Second, the recycling center that accepts glass bottles has to sort the bottles by color: shades of green and blue in one group; brown, red, pink amber in another group; and then a third group for clear glass. Anything that doesn’t neatly fall into one of these groups gets tossed into the landfill.
Third, the sorted glass bottles have to be transported to the closest recycling facility. This can get expensive, since glass is heavy, and transporting glass costs money. This is where even the most well-intentioned recycling program can break down. If the transportation isn’t cost effective to the recycler, then the bottles are tossed into the landfill.
Fourth, the recycling facility, after receiving the bottles, will clean, sort (according to melting temperature) and crush the bottles into cullets. These cullets are mixed with sand and limestone, and heated up to a high temperature (2600 to 2800 degrees Fahrenheit, depending on the type of glass). The molten glass thus made is used to create new items, including new bottles of wine. Currently, up to 70% of wine bottles are made from recycled glass.

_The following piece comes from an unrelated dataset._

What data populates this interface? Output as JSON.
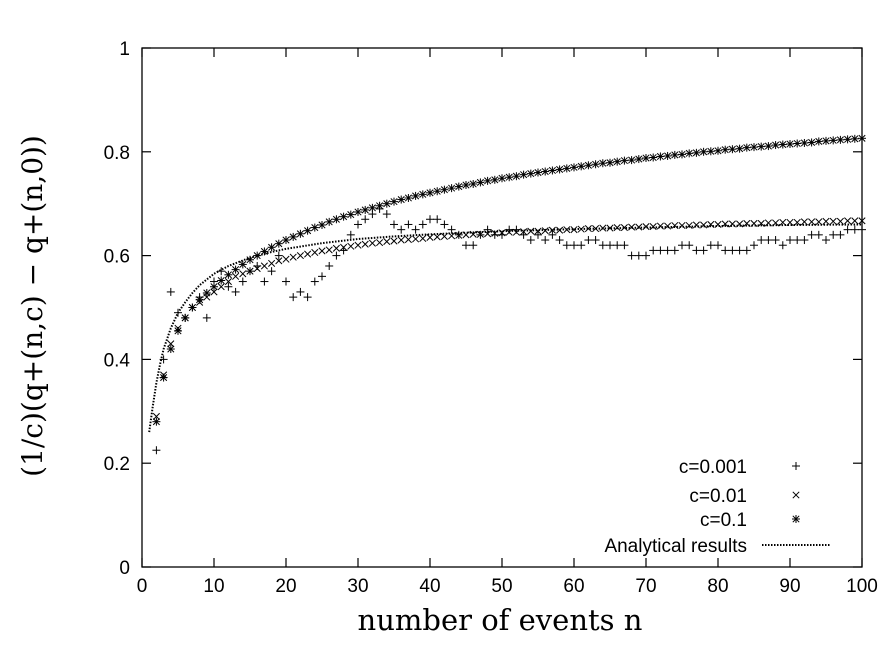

The most common community-sponsored recycling system in the United States is single-stream recycling, where glass, plastic and paper are dropped into the same recycle bin. Knowing the complexity of recycling glass, you can see the problem with this system. We need to figure out a way to have multi-stream recycling, where glass, paper/cardboard, and plastic are placed in three different bins, and collected and processed separately. It’s more expensive, but obviously necessary to reduce landfill waste.
Did you know: up to 60% of wine’s carbon footprint comes from manufacturing the glass bottle. Wouldn’t it make a big difference if they used recycled glass, instead of new glass? In fact, cullets need less energy for melting, and fewer emissions are generated. As wine drinkers, we need to make sure the wine manufacturers know about this!
How Can You Dispose of Empty Wine Bottles?
1 / Check with your local recycling center if they accept wine bottles for recycling. If they do, you’re in luck. Rinse your empty bottles, and send them on for recycling. You can’t really control, as an individual consumer, what happens to your empty wine bottles after you send them to the recycling center. But you can do something – as you’ll see in the next section.
2 / If you are handy, you could upcycle the bottles into numerous decor items and even for storage (bottles are great for storing food items and the occasional mulled wine). You could turn it into a wine bottle light. You can cut the glass bottle into quirky glasses.
How You Can Help Increase Glass Recycling
- Work with your local restaurants or winery or retailer (whichever is accessible to you), and push them into incorporating glass recycling and repurposing into their business operations. (Refresh Glass is a start-up that can help.)
- Work with your community to enhance the recycling program to include glass recycling and single-stream recycling. Educate yourself and others on glass recycling, how to avoid contaminating recyclables, etc., and promote transparency regarding the realities of the local recycling program.
- Try to buy recycled glass products for your dining and kitchen needs. Especially buy wine that comes in recycled bottles. Bunker Hill Vineyard, the “greenest winery in America,” bottles its wines in 100% recycled bottles (which helps them to reduce their carbon footprint by a whopping 60%!).
Repurpose and Recycle
In the case of wine consumption, ‘reduce’ is not an option!;) But the next time you find yourself with an empty wine bottle, see if you can repurpose it somehow at home. If not, try your best to recycle it.
According to the EPA, the glass recycling rate in the US is 31.3% (percentage of recycled glass materials in the year’s production of glass containers – 2018 data). Looks like there’s a whole lot of room for improvement!